In 1889 these activities led to the threat of her arrest, and she fled via Germany to Switzerland. At the University of Zurich—one of the few higher education institutions to which women had equal access—she first studied natural sciences, then political science and economics. She obtained her doctorate in 1897, admired and marvelled at as the only woman among the sons of landowners, factory owners, and state administrators. There she also began a passionate love affair with the Polish revolutionary Leo Jogiches.

In 1893 Rosa Luxemburg co-founded a political party: the Social Democracy of the Kingdom of Poland (SDKP), which in 1900 renamed itself the Social Democracy of the Kingdom of Poland and Lithuania (SDKPiL). In August of the same year—barely 22 years old—she made her first major public appearance in the context of the international labour movement.  At the third International Socialist Workers’ Congress in Zurich, she fought to obtain a mandate for herself and her new party with a courageous speech. At that point, the mandate was denied. Rosa Luxemburg moved to Germany in 1898. A marriage of convenience enabled her to gain German citizenship. From then on she advocated for Social Democracy at party congresses in Germany, at international congresses, and through her journalistic activities. At the International Socialist Congress in 1900, she justified the necessity of international actions against imperialism, militarism, and colonial policies.

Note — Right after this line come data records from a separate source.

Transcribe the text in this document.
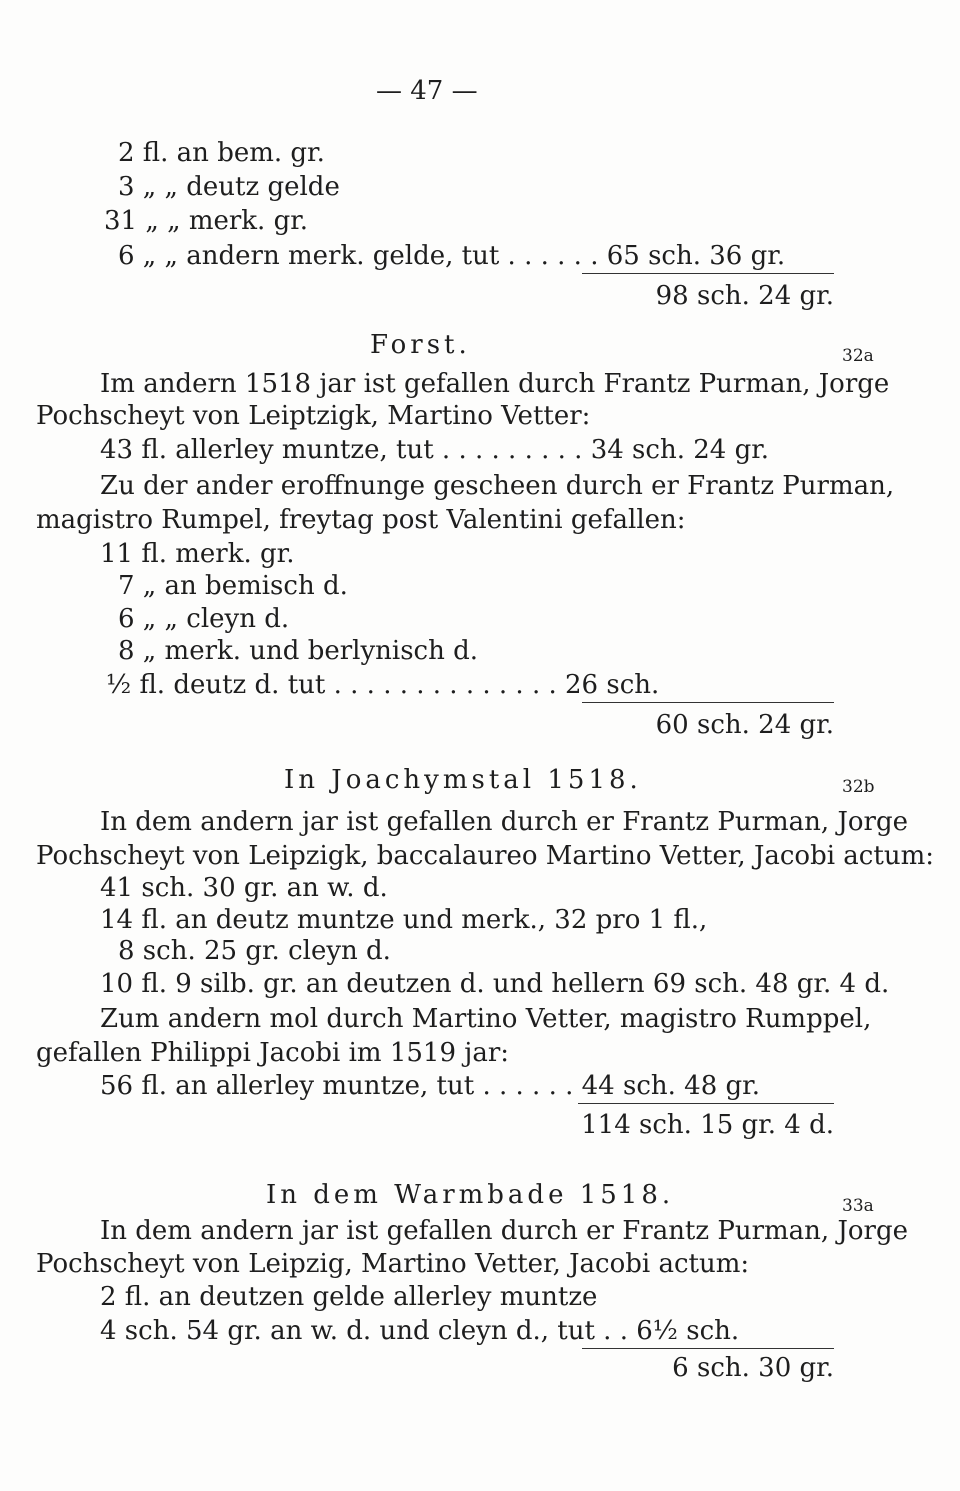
— 47 —
2 fl. an bem. gr.
3 „ „ deutz gelde
31 „ „ merk. gr.
6 „ „ andern merk. gelde, tut . . . . . . 65 sch. 36 gr.
98 sch. 24 gr.
Forst.	32a
Im andern 1518 jar ist gefallen durch Frantz Purman, Jorge
Pochscheyt von Leiptzigk, Martino Vetter:
43 fl. allerley muntze, tut . . . . . . . . . 34 sch. 24 gr.
Zu der ander eroffnunge gescheen durch er Frantz Purman,
magistro Rumpel, freytag post Valentini gefallen:
11 fl. merk. gr.
7 „ an bemisch d.
6 „ „ cleyn d.
8 „ merk. und berlynisch d.
½ fl. deutz d. tut . . . . . . . . . . . . . . 26 sch.
60 sch. 24 gr.
In Joachymstal 1518.	32b
In dem andern jar ist gefallen durch er Frantz Purman, Jorge
Pochscheyt von Leipzigk, baccalaureo Martino Vetter, Jacobi actum:
41 sch. 30 gr. an w. d.
14 fl. an deutz muntze und merk., 32 pro 1 fl.,
8 sch. 25 gr. cleyn d.
10 fl. 9 silb. gr. an deutzen d. und hellern 69 sch. 48 gr. 4 d.
Zum andern mol durch Martino Vetter, magistro Rumppel,
gefallen Philippi Jacobi im 1519 jar:
56 fl. an allerley muntze, tut . . . . . . 44 sch. 48 gr.
114 sch. 15 gr. 4 d.
In dem Warmbade 1518.	33a
In dem andern jar ist gefallen durch er Frantz Purman, Jorge
Pochscheyt von Leipzig, Martino Vetter, Jacobi actum:
2 fl. an deutzen gelde allerley muntze
4 sch. 54 gr. an w. d. und cleyn d., tut . . 6½ sch.
6 sch. 30 gr.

From 1904 to 1914 she represented the SDKPiL in the International Socialist Bureau (ISB). From the end of December 1905 to March 1906 she participated in the revolution in Russian-occupied Poland, where she was arrested and released on bail in June 1906. In Berlin, she worked on drawing conclusions for the German working class from the experiences of the Russian Revolution of 1905–1907, defended the political mass strike as a revolutionary means of struggle, and distinguished herself as the leader of the left-wing current in German Social Democracy.

In 1907, at the International Socialist Congress, together with Lenin and Martov, she developed an anti-war programme for the international workers’ movement. From 1907 to 1914 she worked as a teacher at the Social Democratic Party School in Berlin. She had a love affair of several years with Kostja Zetkin, the son of her close colleague Clara Zetkin.

In the spring of 1914 she was sentenced to prison for her anti-war speeches. Paul Levi was her trial lawyer, and became her new lover. In 1915, under the pseudonym “Junius”, she wrote a pamphlet—the famous Junius Pamphlet—against the brutality of the War which had been raging since 1 August 1914. At the end of 1915 she joined forces with Karl Liebknecht and other Social Democratic opponents of the war to form the “Internationale” group, from which the Spartacus group emerged in 1916.

From July 1916 to November 1918, Rosa Luxemburg was imprisoned in Berlin, Wronki, and Wrocław. In 1917 she supported the February and October revolutions in Russia with articles written from prison. She welcomed the upheavals, while at the same time warning against a Bolshevik dictatorship. On the Russian Revolution, which contained this warning, was not published until 1922, however. In this text she stated that “Without unrestricted freedom of the press and of assembly, without a free struggle of opinions, vitality withers away in each public institution—it becomes a pseudo-vitality.”

After her release from prison on 9 November 1918, she fully committed herself to the German November Revolution. Together with Karl Liebknecht, she published Die Rote Fahne (The Red Flag), campaigned for comprehensive social transformation, and was one of the founders of the Communist Party of Germany (KPD) at the turn of the years 1918–1919.

On 15 January 1919, Rosa Luxemburg and Karl Liebknecht were murdered in Berlin by officers and soldiers of the counter-revolutionary Reichswehr units.